To speed up savings, Alden once again targeted Tribune Publishing’s payroll. Two days after Alden’s May 24 acquisition of shares in Tribune Publishing that it did not already own, full-time editorial staff at the company’s newspapers were offered a buyout.
It’s a familiar tactic. In 12 newspapers it owns, including the Denver Post, St. Paul Pioneer Press and San Jose Mercury News, Alden has cut its unionized staff by 76 percent, according to data from the Chicago Tribune Guild. The Chicago Tribune newsroom has undergone two rounds of buyouts and management reshuffles since late 2019. A cut of this magnitude would leave the Chicago Tribune with about 30 union-represented newsroom employees to cover a metropolis of 9. , 5 million inhabitants.
Last year, Tribune Publishing cut its workforce by more than 800, or 30.4%, according to regulatory documents. Employee compensation has been cut by $ 58 million, or 16 percent. 86 more positions were cut in the first quarter and compensation costs fell 36% to $ 62 million.
As recently as 2018, Tribune Publishing’s main revenue driver was advertising. That shifted as the pandemic hammered advertising sales. The company said in its annual statements that 47.3% of revenue came from broadcasting and 35% from advertising.
The company hopes to make up for the loss of advertising dollars by generating more revenue from subscribers, especially digital players. But total subscription revenue is also down, as the fall in print circulation dollars outpaces the rise in online subscription sales.
There is a silver lining in the decline in print circulation. Selling fewer physical newspapers can save money on delivery and printing costs, Franklin says. This is one of the many reasons newspapers across the country are emphasizing digital subscriptions and even electronic editions of newspapers rather than print versions.
Alden could also cut costs by posting articles less frequently, Franklin says. It is not yet a decision by Alden in any Tribune Publishing newspaper, but it is a larger trend in the industry.
Asset sales could generate more cash for Alden. Other Alden-controlled newspapers have sold real estate, but Tribune Publishing does not own much. The company sold the BestReviews website for $ 20.5 million in 2020.

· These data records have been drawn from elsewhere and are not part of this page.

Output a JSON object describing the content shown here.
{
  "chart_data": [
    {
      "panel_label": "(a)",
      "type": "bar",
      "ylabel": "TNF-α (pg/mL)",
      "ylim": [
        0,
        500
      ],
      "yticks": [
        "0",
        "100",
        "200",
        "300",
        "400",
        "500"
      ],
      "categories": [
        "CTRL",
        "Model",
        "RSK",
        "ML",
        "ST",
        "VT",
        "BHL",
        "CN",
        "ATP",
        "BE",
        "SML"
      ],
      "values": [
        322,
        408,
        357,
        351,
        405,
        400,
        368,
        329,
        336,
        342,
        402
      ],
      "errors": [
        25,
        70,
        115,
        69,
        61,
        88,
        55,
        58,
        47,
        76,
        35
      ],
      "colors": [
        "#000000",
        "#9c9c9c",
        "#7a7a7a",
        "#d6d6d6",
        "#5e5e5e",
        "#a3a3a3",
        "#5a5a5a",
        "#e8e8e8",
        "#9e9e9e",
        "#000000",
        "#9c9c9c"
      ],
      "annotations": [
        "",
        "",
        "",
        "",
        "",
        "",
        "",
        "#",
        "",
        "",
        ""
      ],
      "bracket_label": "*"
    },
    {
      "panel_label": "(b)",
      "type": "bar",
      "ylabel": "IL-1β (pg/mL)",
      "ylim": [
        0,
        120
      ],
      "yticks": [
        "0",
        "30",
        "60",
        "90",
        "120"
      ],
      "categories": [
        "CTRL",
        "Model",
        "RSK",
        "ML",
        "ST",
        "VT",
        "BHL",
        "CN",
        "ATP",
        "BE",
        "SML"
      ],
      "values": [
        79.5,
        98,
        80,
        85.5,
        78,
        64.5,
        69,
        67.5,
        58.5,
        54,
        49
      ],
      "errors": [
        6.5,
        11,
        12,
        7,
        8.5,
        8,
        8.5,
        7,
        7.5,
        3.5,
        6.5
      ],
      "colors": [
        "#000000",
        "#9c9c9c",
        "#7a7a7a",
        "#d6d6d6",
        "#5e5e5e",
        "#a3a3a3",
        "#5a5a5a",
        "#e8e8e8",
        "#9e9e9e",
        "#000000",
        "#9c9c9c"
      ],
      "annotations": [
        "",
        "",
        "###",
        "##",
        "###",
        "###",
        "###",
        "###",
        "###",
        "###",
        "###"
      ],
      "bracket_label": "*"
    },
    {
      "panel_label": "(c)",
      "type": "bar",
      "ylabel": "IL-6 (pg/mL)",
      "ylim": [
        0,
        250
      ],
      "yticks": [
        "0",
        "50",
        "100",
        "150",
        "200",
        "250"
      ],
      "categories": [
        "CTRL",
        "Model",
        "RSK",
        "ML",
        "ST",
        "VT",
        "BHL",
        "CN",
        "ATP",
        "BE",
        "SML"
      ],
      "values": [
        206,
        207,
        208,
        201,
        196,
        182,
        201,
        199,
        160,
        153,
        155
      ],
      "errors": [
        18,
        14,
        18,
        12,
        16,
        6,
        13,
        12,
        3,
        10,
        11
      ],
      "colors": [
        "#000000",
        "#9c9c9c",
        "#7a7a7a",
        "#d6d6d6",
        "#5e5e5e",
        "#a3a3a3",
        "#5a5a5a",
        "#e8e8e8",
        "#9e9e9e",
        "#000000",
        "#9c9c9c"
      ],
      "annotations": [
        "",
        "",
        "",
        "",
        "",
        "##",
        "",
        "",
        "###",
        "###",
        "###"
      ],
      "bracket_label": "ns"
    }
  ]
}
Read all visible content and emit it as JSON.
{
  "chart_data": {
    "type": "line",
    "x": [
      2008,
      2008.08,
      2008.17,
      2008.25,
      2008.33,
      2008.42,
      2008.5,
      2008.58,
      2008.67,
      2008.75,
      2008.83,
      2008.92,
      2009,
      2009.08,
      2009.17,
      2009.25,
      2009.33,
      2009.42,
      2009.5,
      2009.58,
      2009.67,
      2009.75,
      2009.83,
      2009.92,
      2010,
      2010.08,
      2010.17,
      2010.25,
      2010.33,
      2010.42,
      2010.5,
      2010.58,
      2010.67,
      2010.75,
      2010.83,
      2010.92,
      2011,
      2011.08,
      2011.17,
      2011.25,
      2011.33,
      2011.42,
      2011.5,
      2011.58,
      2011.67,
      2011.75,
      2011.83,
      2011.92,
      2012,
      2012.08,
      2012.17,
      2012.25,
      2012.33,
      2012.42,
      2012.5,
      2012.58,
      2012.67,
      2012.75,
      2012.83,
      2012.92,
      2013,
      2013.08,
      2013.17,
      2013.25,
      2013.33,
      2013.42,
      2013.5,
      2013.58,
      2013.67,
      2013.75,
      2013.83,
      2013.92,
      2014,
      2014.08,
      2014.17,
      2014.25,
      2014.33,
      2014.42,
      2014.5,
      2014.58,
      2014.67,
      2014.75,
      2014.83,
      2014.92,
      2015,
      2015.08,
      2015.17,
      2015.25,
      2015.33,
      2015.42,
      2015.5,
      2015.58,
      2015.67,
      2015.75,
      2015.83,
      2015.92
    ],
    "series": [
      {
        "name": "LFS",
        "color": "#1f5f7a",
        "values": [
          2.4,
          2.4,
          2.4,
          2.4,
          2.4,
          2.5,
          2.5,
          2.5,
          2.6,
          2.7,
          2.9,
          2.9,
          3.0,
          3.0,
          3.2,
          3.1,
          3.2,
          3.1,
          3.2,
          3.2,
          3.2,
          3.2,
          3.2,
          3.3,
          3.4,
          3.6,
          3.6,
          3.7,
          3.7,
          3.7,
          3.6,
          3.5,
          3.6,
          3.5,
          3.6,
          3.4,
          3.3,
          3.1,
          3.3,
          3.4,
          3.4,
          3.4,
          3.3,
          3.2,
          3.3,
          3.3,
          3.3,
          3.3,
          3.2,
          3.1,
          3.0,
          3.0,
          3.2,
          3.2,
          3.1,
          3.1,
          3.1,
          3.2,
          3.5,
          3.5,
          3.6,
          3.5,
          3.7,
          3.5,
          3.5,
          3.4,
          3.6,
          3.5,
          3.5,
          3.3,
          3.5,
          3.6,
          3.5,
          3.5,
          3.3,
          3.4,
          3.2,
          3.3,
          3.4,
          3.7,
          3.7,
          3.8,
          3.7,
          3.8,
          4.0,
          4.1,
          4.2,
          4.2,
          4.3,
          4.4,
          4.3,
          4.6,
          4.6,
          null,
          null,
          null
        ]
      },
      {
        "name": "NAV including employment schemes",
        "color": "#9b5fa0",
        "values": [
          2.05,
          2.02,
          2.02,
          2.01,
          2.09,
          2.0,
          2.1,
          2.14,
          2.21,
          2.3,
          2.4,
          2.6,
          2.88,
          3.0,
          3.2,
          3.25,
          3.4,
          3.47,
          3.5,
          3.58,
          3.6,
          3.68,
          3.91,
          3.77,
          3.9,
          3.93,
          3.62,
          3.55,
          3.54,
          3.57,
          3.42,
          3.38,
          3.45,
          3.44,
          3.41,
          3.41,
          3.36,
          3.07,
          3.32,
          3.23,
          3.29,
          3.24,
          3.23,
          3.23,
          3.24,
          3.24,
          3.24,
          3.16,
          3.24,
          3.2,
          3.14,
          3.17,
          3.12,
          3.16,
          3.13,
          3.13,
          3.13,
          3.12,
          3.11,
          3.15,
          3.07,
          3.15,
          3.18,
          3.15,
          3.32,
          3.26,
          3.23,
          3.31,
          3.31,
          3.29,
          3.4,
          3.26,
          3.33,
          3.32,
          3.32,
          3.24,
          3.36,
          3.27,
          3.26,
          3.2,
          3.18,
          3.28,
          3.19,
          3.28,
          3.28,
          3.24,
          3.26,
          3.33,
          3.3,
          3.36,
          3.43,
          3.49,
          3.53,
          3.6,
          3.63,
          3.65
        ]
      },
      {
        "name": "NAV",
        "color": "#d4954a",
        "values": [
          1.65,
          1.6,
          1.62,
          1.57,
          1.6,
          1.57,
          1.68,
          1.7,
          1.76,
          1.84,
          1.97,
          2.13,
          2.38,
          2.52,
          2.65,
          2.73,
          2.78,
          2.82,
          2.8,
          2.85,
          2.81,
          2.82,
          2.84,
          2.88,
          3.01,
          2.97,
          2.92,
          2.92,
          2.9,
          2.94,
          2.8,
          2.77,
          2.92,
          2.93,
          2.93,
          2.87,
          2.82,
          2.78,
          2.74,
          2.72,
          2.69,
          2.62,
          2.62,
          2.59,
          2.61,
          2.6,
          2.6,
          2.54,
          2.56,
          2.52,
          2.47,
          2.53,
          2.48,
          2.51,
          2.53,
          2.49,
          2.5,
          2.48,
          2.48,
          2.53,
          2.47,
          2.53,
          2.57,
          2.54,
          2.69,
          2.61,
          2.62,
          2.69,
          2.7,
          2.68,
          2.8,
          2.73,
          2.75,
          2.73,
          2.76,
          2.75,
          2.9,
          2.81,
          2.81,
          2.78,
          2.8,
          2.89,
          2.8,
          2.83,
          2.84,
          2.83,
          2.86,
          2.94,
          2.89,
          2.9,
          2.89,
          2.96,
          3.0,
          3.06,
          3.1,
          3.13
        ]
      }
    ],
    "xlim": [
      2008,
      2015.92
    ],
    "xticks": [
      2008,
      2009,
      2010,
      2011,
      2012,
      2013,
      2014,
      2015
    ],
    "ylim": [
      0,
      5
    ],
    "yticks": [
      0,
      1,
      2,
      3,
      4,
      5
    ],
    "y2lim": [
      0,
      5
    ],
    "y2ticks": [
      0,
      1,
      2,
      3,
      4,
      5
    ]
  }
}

This leaves individual newspapers as potential divestiture candidates. When the company’s purchase agreement was first revealed, Maryland hotel mogul Stewart Bainum was on the verge of buying the Baltimore Sun and other area newspapers from Alden . That deal ultimately fell through, as Bainum pursued its own offer to buy the entire company. Throughout this process, other shareholders and parties have expressed an interest in purchasing certain publications. Shareholder Mason Slaine was interested, for example, in publications from Florida.
No transfer agreement was reached, leaving Alden’s endgame for Tribune Publishing a mystery. Traditionally, private equity firms buy a business, increase their profits, then sell it for a profit or cash out on an initial public offering. Sometimes portfolio companies are split and business units are matched with other investments. Others, however, end up in bankruptcy.
Some Alden-owned companies have gone bankrupt, according to data from transaction tracker PitchBook. These include Payless ShoeSource and the Memphis-based retail business and Fred’s drugstore chain.
Alden’s tactics at Tribune Publishing could leave the company with little value to potential buyers, says Professor Erik Gordon of the Ross School of Business at the University of Michigan.
“I don’t see how you can make a profit on… selling a business you’ve destroyed,” he says. “Who is going to buy them? “
The alternative looks grim, says Jim Friedlich, executive director of the Lenfest Institute for Journalism, nonprofit owner of the Philadelphia Inquirer.
“It’s hard to guess a happy endgame for these Alden-owned newspapers,” says Friedlich, who advised Bainum on his offer. “There will come a time when there will be nothing left to cut except to turn off the lights.”